Still, there are challenges here in capturing the full picture and making direct correlations. The current availability of public data is limited, and even with that data available there are several unknowns about who the victims are, if a ransom was paid, and whether any specific aspects of a law enforcement operation - whether an arrest or a sanction - had a more meaningful impact.
“It’s a work in progress,” said Megan Stifel, the chief strategy officer at the Institute for Security and Technology and co-chair of the Ransomware Task Force. “There are facts and figures that have been cited in this [LockBit] press release, but unfortunately any efforts to measure at this stage are still not where we want them to be because we don’t have reporting requirements in place yet. Once we do, I think that it will go a long way toward helping us better measure the impact of arrests and takedowns.”

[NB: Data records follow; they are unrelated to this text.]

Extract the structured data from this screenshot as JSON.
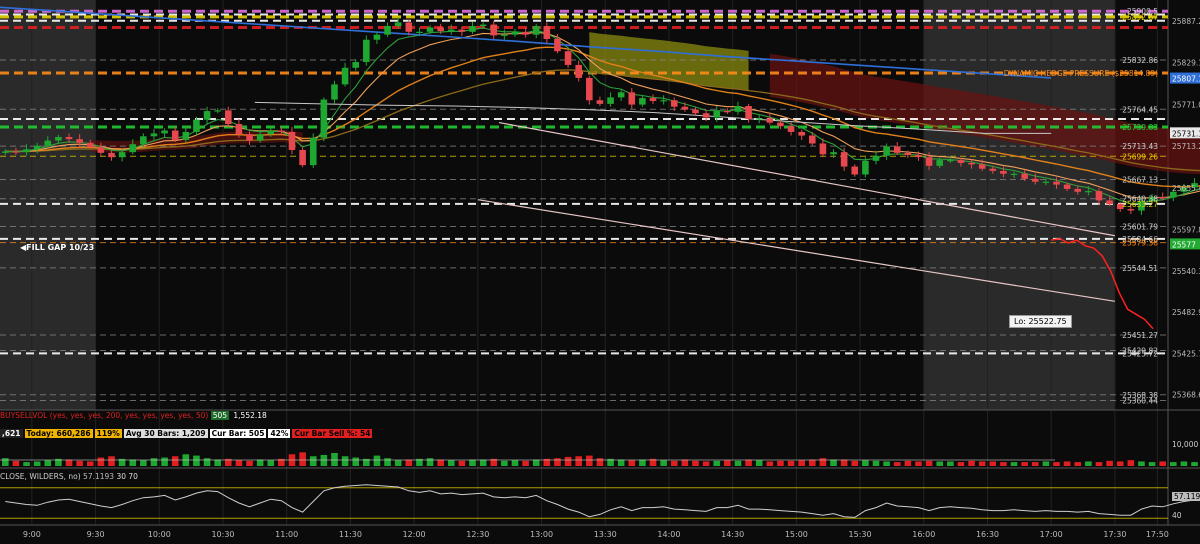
{
  "colors": {
    "background": "#0b0b0b",
    "session_shade": "#2a2a2a",
    "up": "#1fa831",
    "down": "#e6484e",
    "ema_fast": "#2e9e3a",
    "ema_mid": "#e0801a",
    "ema_slow": "#8a6a1a",
    "vwap": "#e8c6c6",
    "sma_white": "#c9c9c9",
    "sma_blue": "#2f6fd8",
    "cloud_red": "#6b1111",
    "cloud_yellow": "#8a8a10",
    "hline_orange": "#ff8c1a",
    "hline_green": "#22cc33",
    "hline_red": "#e02020",
    "hline_yellow": "#e6d200",
    "hline_pink": "#e070e0"
  },
  "right_axis_labels": [
    {
      "text": "25887.25",
      "value": 25887.25,
      "style": "plain"
    },
    {
      "text": "25829.1",
      "value": 25829.1,
      "style": "plain"
    },
    {
      "text": "25807.1",
      "value": 25807.1,
      "style": "box-blue"
    },
    {
      "text": "25771.09",
      "value": 25771.09,
      "style": "plain"
    },
    {
      "text": "25731.1",
      "value": 25731.1,
      "style": "box-white"
    },
    {
      "text": "25713.2",
      "value": 25713.2,
      "style": "plain"
    },
    {
      "text": "25655.45",
      "value": 25655.45,
      "style": "plain"
    },
    {
      "text": "25597.8",
      "value": 25597.8,
      "style": "plain"
    },
    {
      "text": "25577",
      "value": 25577,
      "style": "box-green"
    },
    {
      "text": "25540.3",
      "value": 25540.3,
      "style": "plain"
    },
    {
      "text": "25482.9",
      "value": 25482.9,
      "style": "plain"
    },
    {
      "text": "25425.7",
      "value": 25425.7,
      "style": "plain"
    },
    {
      "text": "25368.6",
      "value": 25368.6,
      "style": "plain"
    }
  ],
  "level_labels": [
    {
      "text": "25900.5",
      "value": 25900.5,
      "color": "#cccccc"
    },
    {
      "text": "25892.67",
      "value": 25892.67,
      "color": "#e6d200"
    },
    {
      "text": "25832.86",
      "value": 25832.86,
      "color": "#cccccc"
    },
    {
      "text": "DYNAMIC HEDGE PRESSURE ($25814.89)",
      "value": 25814.89,
      "color": "#ff8c1a"
    },
    {
      "text": "25764.45",
      "value": 25764.45,
      "color": "#cccccc"
    },
    {
      "text": "25739.83",
      "value": 25739.83,
      "color": "#22cc33"
    },
    {
      "text": "25713.43",
      "value": 25713.43,
      "color": "#cccccc"
    },
    {
      "text": "25699.26",
      "value": 25699.26,
      "color": "#e6d200"
    },
    {
      "text": "25667.13",
      "value": 25667.13,
      "color": "#cccccc"
    },
    {
      "text": "25640.38",
      "value": 25640.38,
      "color": "#cccccc"
    },
    {
      "text": "25633.27",
      "value": 25633.27,
      "color": "#e6d200"
    },
    {
      "text": "25601.79",
      "value": 25601.79,
      "color": "#cccccc"
    },
    {
      "text": "25584.66",
      "value": 25584.66,
      "color": "#cccccc"
    },
    {
      "text": "25579.38",
      "value": 25579.38,
      "color": "#ff8c1a"
    },
    {
      "text": "25544.51",
      "value": 25544.51,
      "color": "#cccccc"
    },
    {
      "text": "25451.27",
      "value": 25451.27,
      "color": "#cccccc"
    },
    {
      "text": "25429.82",
      "value": 25429.82,
      "color": "#cccccc"
    },
    {
      "text": "25425.72",
      "value": 25425.72,
      "color": "#cccccc"
    },
    {
      "text": "25368.38",
      "value": 25368.38,
      "color": "#cccccc"
    },
    {
      "text": "25360.44",
      "value": 25360.44,
      "color": "#cccccc"
    }
  ],
  "hlines": [
    {
      "value": 25900.5,
      "color": "#e070e0",
      "style": "thick-dash"
    },
    {
      "value": 25896,
      "color": "#ffffff",
      "style": "dash"
    },
    {
      "value": 25892.67,
      "color": "#e6d200",
      "style": "thick-dash"
    },
    {
      "value": 25887.25,
      "color": "#ffffff",
      "style": "dash"
    },
    {
      "value": 25878,
      "color": "#e02020",
      "style": "thick-dash"
    },
    {
      "value": 25832.86,
      "color": "#888888",
      "style": "thin-dash"
    },
    {
      "value": 25814.89,
      "color": "#ff8c1a",
      "style": "thick-dash"
    },
    {
      "value": 25764.45,
      "color": "#888888",
      "style": "thin-dash"
    },
    {
      "value": 25751,
      "color": "#ffffff",
      "style": "dash"
    },
    {
      "value": 25739.83,
      "color": "#22cc33",
      "style": "thick-dash"
    },
    {
      "value": 25713.43,
      "color": "#888888",
      "style": "thin-dash"
    },
    {
      "value": 25699.26,
      "color": "#e6d200",
      "style": "thin-dash"
    },
    {
      "value": 25667.13,
      "color": "#888888",
      "style": "thin-dash"
    },
    {
      "value": 25640.38,
      "color": "#888888",
      "style": "thin-dash"
    },
    {
      "value": 25633.27,
      "color": "#ffffff",
      "style": "dash"
    },
    {
      "value": 25601.79,
      "color": "#888888",
      "style": "thin-dash"
    },
    {
      "value": 25584.66,
      "color": "#ffffff",
      "style": "dash"
    },
    {
      "value": 25579.38,
      "color": "#ff8c1a",
      "style": "thin-dash"
    },
    {
      "value": 25544.51,
      "color": "#888888",
      "style": "thin-dash"
    },
    {
      "value": 25451.27,
      "color": "#888888",
      "style": "thin-dash"
    },
    {
      "value": 25429.82,
      "color": "#888888",
      "style": "thin-dash"
    },
    {
      "value": 25425.72,
      "color": "#ffffff",
      "style": "dash"
    },
    {
      "value": 25368.38,
      "color": "#888888",
      "style": "thin-dash"
    },
    {
      "value": 25360.44,
      "color": "#888888",
      "style": "thin-dash"
    }
  ],
  "fill_gap_label": "FILL GAP 10/23",
  "low_label": "Lo: 25522.75",
  "volume_study": {
    "header": "BUYSELLVOL (yes, yes, yes, 200, yes, yes, yes, yes, 50)",
    "header_buy": "505",
    "header_value": "1,552.18",
    "stats": [
      {
        "text": ",621",
        "bg": "#222222",
        "fg": "#ffffff"
      },
      {
        "text": "Today: 660,286",
        "bg": "#f0b400",
        "fg": "#000000"
      },
      {
        "text": "119%",
        "bg": "#f0b400",
        "fg": "#000000"
      },
      {
        "text": "Avg 30 Bars: 1,209",
        "bg": "#dddddd",
        "fg": "#000000"
      },
      {
        "text": "Cur Bar: 505",
        "bg": "#ffffff",
        "fg": "#000000"
      },
      {
        "text": "42%",
        "bg": "#ffffff",
        "fg": "#000000"
      },
      {
        "text": "Cur Bar Sell %: 54",
        "bg": "#e02020",
        "fg": "#000000"
      }
    ],
    "axis_label": "10,000"
  },
  "rsi_study": {
    "header": "CLOSE, WILDERS, no)",
    "value": "57.1193",
    "lo": "30",
    "hi": "70",
    "axis_value": "57.1193",
    "axis_low": "40"
  },
  "time_labels": [
    "9:00",
    "9:30",
    "10:00",
    "10:30",
    "11:00",
    "11:30",
    "12:00",
    "12:30",
    "13:00",
    "13:30",
    "14:00",
    "14:30",
    "15:00",
    "15:30",
    "16:00",
    "16:30",
    "17:00",
    "17:30",
    "17:50"
  ],
  "chart_data": {
    "type": "candlestick",
    "title": "",
    "ylim": [
      25350,
      25905
    ],
    "x_start": "8:45",
    "x_end": "17:55",
    "bar_minutes": 5,
    "session_shade": [
      [
        "8:45",
        "9:30"
      ],
      [
        "16:00",
        "17:30"
      ]
    ],
    "closes": [
      25706,
      25705,
      25709,
      25714,
      25721,
      25726,
      25723,
      25718,
      25712,
      25704,
      25698,
      25705,
      25716,
      25727,
      25731,
      25735,
      25722,
      25733,
      25750,
      25762,
      25763,
      25744,
      25730,
      25721,
      25730,
      25735,
      25733,
      25708,
      25687,
      25725,
      25778,
      25799,
      25822,
      25830,
      25861,
      25868,
      25880,
      25885,
      25872,
      25872,
      25878,
      25873,
      25875,
      25872,
      25880,
      25882,
      25867,
      25868,
      25872,
      25868,
      25880,
      25862,
      25845,
      25826,
      25808,
      25777,
      25772,
      25781,
      25788,
      25771,
      25780,
      25776,
      25777,
      25768,
      25764,
      25759,
      25753,
      25762,
      25761,
      25769,
      25751,
      25752,
      25746,
      25741,
      25733,
      25728,
      25717,
      25702,
      25705,
      25685,
      25674,
      25693,
      25700,
      25713,
      25704,
      25701,
      25698,
      25686,
      25694,
      25694,
      25690,
      25688,
      25682,
      25679,
      25675,
      25675,
      25668,
      25664,
      25664,
      25660,
      25654,
      25650,
      25651,
      25638,
      25633,
      25626,
      25624,
      25637,
      25643,
      25642,
      25650,
      25656,
      25662,
      25667,
      25670,
      25666,
      25658,
      25654,
      25653,
      25650,
      25646,
      25641,
      25634,
      25626,
      25620,
      25610,
      25605,
      25598,
      25596,
      25601,
      25599,
      25604,
      25613,
      25622,
      25627,
      25628,
      25624,
      25629,
      25625,
      25627,
      25627,
      25633,
      25638,
      25628,
      25612,
      25597,
      25578,
      25568,
      25563,
      25561,
      25560,
      25562,
      25555,
      25547,
      25545,
      25538,
      25534,
      25540,
      25551,
      25560,
      25566,
      25570,
      25573,
      25579,
      25586
    ],
    "series": [
      {
        "name": "",
        "type": "line",
        "values": [
          25906,
          25900,
          25894,
          25888,
          25882,
          25876,
          25870,
          25864,
          25858,
          25851,
          25845,
          25838,
          25832,
          25826,
          25820,
          25814,
          25808
        ]
      },
      {
        "name": "",
        "type": "line",
        "values": [
          25774,
          25772,
          25770,
          25769,
          25767,
          25764,
          25760,
          25754,
          25748,
          25742,
          25737,
          25731,
          25731
        ]
      }
    ],
    "channel": {
      "upper": [
        [
          25746,
          "12:40"
        ],
        [
          25589,
          "17:30"
        ]
      ],
      "lower": [
        [
          25639,
          "12:30"
        ],
        [
          25498,
          "17:30"
        ]
      ]
    },
    "projection": [
      25583,
      25585,
      25579,
      25583,
      25575,
      25572,
      25561,
      25540,
      25510,
      25487,
      25480,
      25473,
      25460
    ],
    "volume_values": [
      1200,
      800,
      600,
      700,
      900,
      1100,
      1000,
      800,
      700,
      1300,
      1500,
      1100,
      1000,
      900,
      1200,
      1300,
      1500,
      1800,
      1600,
      1200,
      1000,
      1100,
      900,
      800,
      1000,
      900,
      1100,
      1800,
      2100,
      1500,
      1700,
      2000,
      1500,
      1300,
      1100,
      1600,
      1200,
      900,
      1000,
      1100,
      1200,
      1000,
      900,
      800,
      1000,
      1000,
      1100,
      800,
      900,
      800,
      1000,
      1100,
      1200,
      1400,
      1500,
      1600,
      1200,
      1100,
      1000,
      900,
      1000,
      1100,
      900,
      800,
      1000,
      800,
      700,
      800,
      900,
      800,
      1000,
      900,
      700,
      800,
      800,
      900,
      1000,
      1200,
      1000,
      1000,
      800,
      900,
      800,
      700,
      600,
      800,
      700,
      800,
      700,
      700,
      600,
      800,
      700,
      700,
      600,
      600,
      600,
      600,
      700,
      600,
      700,
      600,
      700,
      600,
      800,
      700,
      900,
      700,
      600,
      700,
      600,
      700,
      600,
      600,
      600,
      600,
      700,
      600,
      600,
      600,
      700,
      600,
      500,
      600,
      600,
      700,
      700,
      600,
      800,
      900,
      700,
      900,
      600,
      700,
      600,
      700,
      500,
      600,
      700,
      800,
      600,
      700,
      800,
      1500,
      1000,
      900,
      800,
      600,
      600,
      700,
      5200,
      1000,
      1200,
      800,
      700,
      600,
      700,
      600,
      800,
      700,
      600,
      600,
      500,
      600,
      600,
      505
    ],
    "rsi_values": [
      52,
      50,
      48,
      47,
      51,
      54,
      55,
      52,
      49,
      46,
      44,
      48,
      53,
      57,
      58,
      60,
      54,
      58,
      63,
      66,
      65,
      57,
      50,
      45,
      50,
      55,
      53,
      44,
      38,
      52,
      66,
      70,
      72,
      73,
      74,
      73,
      72,
      71,
      66,
      64,
      66,
      62,
      63,
      61,
      62,
      63,
      58,
      57,
      58,
      57,
      60,
      53,
      48,
      42,
      38,
      32,
      35,
      41,
      45,
      40,
      44,
      44,
      45,
      42,
      41,
      40,
      39,
      44,
      44,
      47,
      42,
      42,
      41,
      40,
      39,
      38,
      36,
      34,
      36,
      32,
      31,
      40,
      44,
      50,
      46,
      45,
      44,
      40,
      44,
      45,
      44,
      43,
      41,
      40,
      40,
      41,
      40,
      39,
      40,
      39,
      39,
      38,
      39,
      36,
      35,
      34,
      34,
      42,
      46,
      45,
      49,
      52,
      54,
      56,
      56,
      52,
      48,
      47,
      46,
      45,
      44,
      43,
      41,
      39,
      38,
      36,
      35,
      34,
      34,
      39,
      38,
      41,
      46,
      50,
      53,
      53,
      51,
      52,
      50,
      51,
      51,
      53,
      55,
      49,
      43,
      39,
      33,
      32,
      33,
      34,
      35,
      36,
      35,
      34,
      34,
      33,
      33,
      39,
      45,
      50,
      53,
      55,
      56,
      57,
      57
    ]
  }
}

From a long-term perspective, more consistent cyber incident data reporting could translate to a fuller picture about the scope, scale and impact of ransomware attacks, which in turn could help interpret whether certain steps are effective in hindering cybercriminals, such as sanctions by governments or disruption efforts.
Currently, however, a number of challenges are preventing that full picture from coming together. The government relies on regulatory policies for cyber incident reporting, but the current regulatory landscape is made up of a patchwork of different guidelines across several agencies, adding layers of complexity to the process of reporting incidents. There are also concerns about the government’s realistic ability to process and analyze data once it has been reported - and on the other side, the right incentives are needed for organizations that have historically feared reputational backlash from reporting.
In the meantime, Stifel hopes that a better relationship between the government and private sector will maximize the information sharing needed to track takedown efforts like the one against LockBit.
“The ongoing monitoring of the impact of this takedown is important,” said Stifel. “It’s important here that law enforcement engage with the industry to look for reflections of this takedown. Once you throw the rock there will be impacts - it will create ripples, and it’s important to watch where those ripples reach other targets.”
This article was updated on Feb. 26 to include comments from the FBI.